With more than 29,000 computer workstations scattered across the province, the government of British Columbia is looking at adopting a more rigorous asset management program.
But with 4,275 departments and units, including remote northern locations, and disparate data residing on Excel, Lotus spreadsheets and a variety of documents, the province-wide inventory project represents no easy task.
So the first step was to form a new provincial government body in CITS, or the Common Information Technology Services. CITS is the new governing body that manages all government IT services, taking ownership of all ministry-deployed computer equipment as of last April.

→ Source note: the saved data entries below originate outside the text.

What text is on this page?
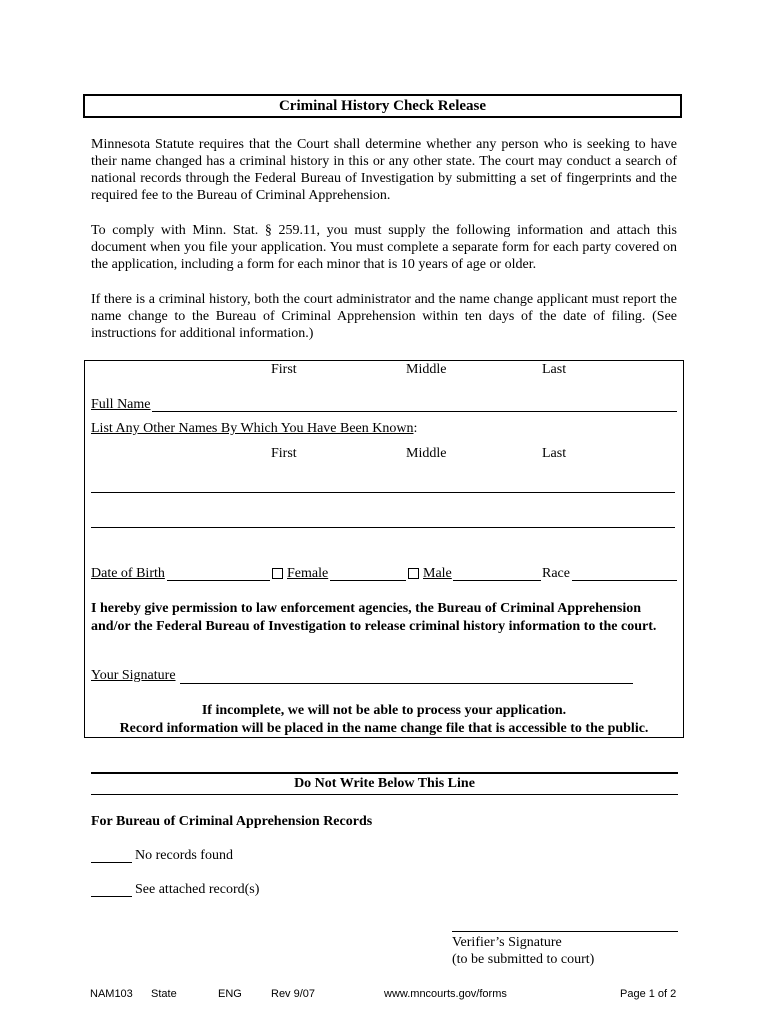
Criminal History Check Release
Minnesota Statute requires that the Court shall determine whether any person who is seeking to have their name changed has a criminal history in this or any other state. The court may conduct a search of national records through the Federal Bureau of Investigation by submitting a set of fingerprints and the required fee to the Bureau of Criminal Apprehension.
To comply with Minn. Stat. § 259.11, you must supply the following information and attach this document when you file your application. You must complete a separate form for each party covered on the application, including a form for each minor that is 10 years of age or older.
If there is a criminal history, both the court administrator and the name change applicant must report the name change to the Bureau of Criminal Apprehension within ten days of the date of filing. (See instructions for additional information.)
First	Middle	Last
Full Name
List Any Other Names By Which You Have Been Known:
First	Middle	Last
Date of Birth	Female	Male	Race
I hereby give permission to law enforcement agencies, the Bureau of Criminal Apprehension and/or the Federal Bureau of Investigation to release criminal history information to the court.
Your Signature
If incomplete, we will not be able to process your application.
Record information will be placed in the name change file that is accessible to the public.
Do Not Write Below This Line
For Bureau of Criminal Apprehension Records
No records found
See attached record(s)
Verifier’s Signature
(to be submitted to court)
NAM103 State	ENG	Rev 9/07	www.mncourts.gov/forms	Page 1 of 2
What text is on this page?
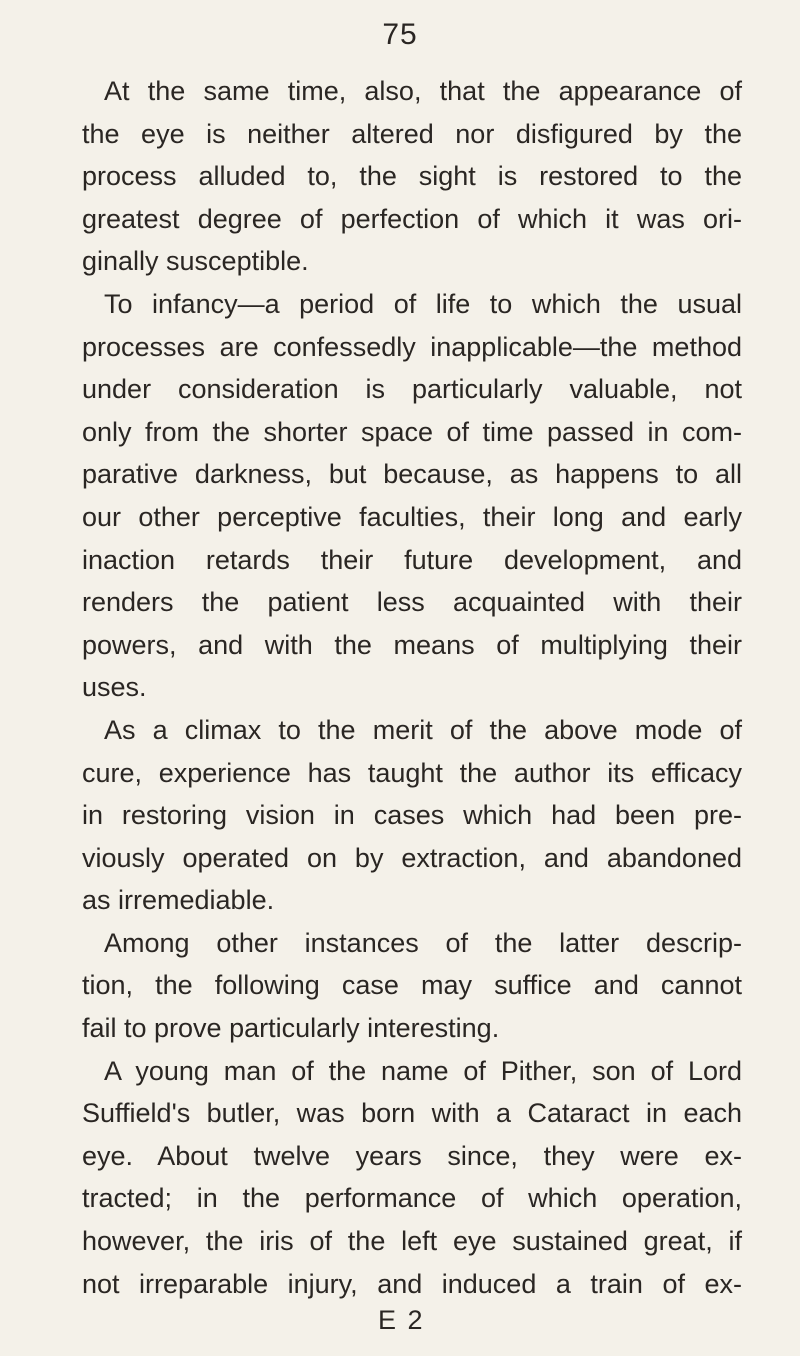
75
At the same time, also, that the appearance of
the eye is neither altered nor disfigured by the
process alluded to, the sight is restored to the
greatest degree of perfection of which it was ori-
ginally susceptible.
To infancy—a period of life to which the usual
processes are confessedly inapplicable—the method
under consideration is particularly valuable, not
only from the shorter space of time passed in com-
parative darkness, but because, as happens to all
our other perceptive faculties, their long and early
inaction retards their future development, and
renders the patient less acquainted with their
powers, and with the means of multiplying their
uses.
As a climax to the merit of the above mode of
cure, experience has taught the author its efficacy
in restoring vision in cases which had been pre-
viously operated on by extraction, and abandoned
as irremediable.
Among other instances of the latter descrip-
tion, the following case may suffice and cannot
fail to prove particularly interesting.
A young man of the name of Pither, son of Lord
Suffield's butler, was born with a Cataract in each
eye. About twelve years since, they were ex-
tracted; in the performance of which operation,
however, the iris of the left eye sustained great, if
not irreparable injury, and induced a train of ex-
E 2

The idea was, according to Jackie Wald, infrastructure analyst, workplace transition for CITS, was to get a better grasp of inventory. In particular there was an urgent need, Wald said, for one tool which provided such data in a single format and single repository for use in a shared services environment.
The goal was to create one streamlined workstation inventory province-wide, said Barry Morton, CITS manager of transition services.
“These various formats couldn’t be economically or easily integrated and we required all inventory to go to one database,” Morton noted. “As we begin standardization to one platform, we know what our assets are, where they are and what they are capable of.”
After looking at various options, the province granted Tecnet Canada Inc. a contract to inventory its hardware and software . Victoria, B.C.-based Tecnet was also handed the task of consolidating all of the B.C. Government’s hardware and software asset information using its LanCensus asset management software.
“It’s a discovery tool,” according to Don Burrows, Tecnet’s general manager. LanCensus inventories all network workstations and can be used for project planning and deployment, as well as software and hardware audits. The product records hardware asset and network configuration details while recording all network logins by machine, Burrows said, adding the offering maintains and inventory and history records for use by administrative and IT staff.
What Tecnet did, Burrows said, was to set up the file shares on the government network. The log-in scripts were then “pointed” towards these shares, he added.
The product doesn’t require dedicated hardware or administrative staff. After scanning the hardware whenever a user logs in; the software scans runs without interrupting the user’s operation of their workstations.
What separates LanCensus from competing products is it creates a dynamic inventory, remotely, with no footprint and without any need of an agent to be loaded on all the workstations, Burrows claimed.
“Because there is no agent, then there’s nothing left to conflict with any new applications or service packs that you might add,” Burrows noted. The product’s introduction meant minimal impact on system administrators. “The (product’s) appeal is that it is unobtrusive,” Wald added. “It didn’t have to impact the users. They log in and they barely noticed.”
The inventory project began mid-September of last year, with most of information collected and consolidated by October 2003.
The biggest challenge, Wald noted is in coordinating the system and creating efficiencies. The measure of success for CITS is still in the process of the bringing all units online, she added.
Asset management is a growing trend when it comes to consolidating enterprise data. According to IT market research firm IDC, IT asset management software will become a US$1.2 billion business worldwide by 2005.
Graphic caption:
left to right: members of the BC Government Workplace Transition team Barry Morton, Jackie Wald and Mark Scherzer reviewing province wide inventory project results supplied by Tecnet.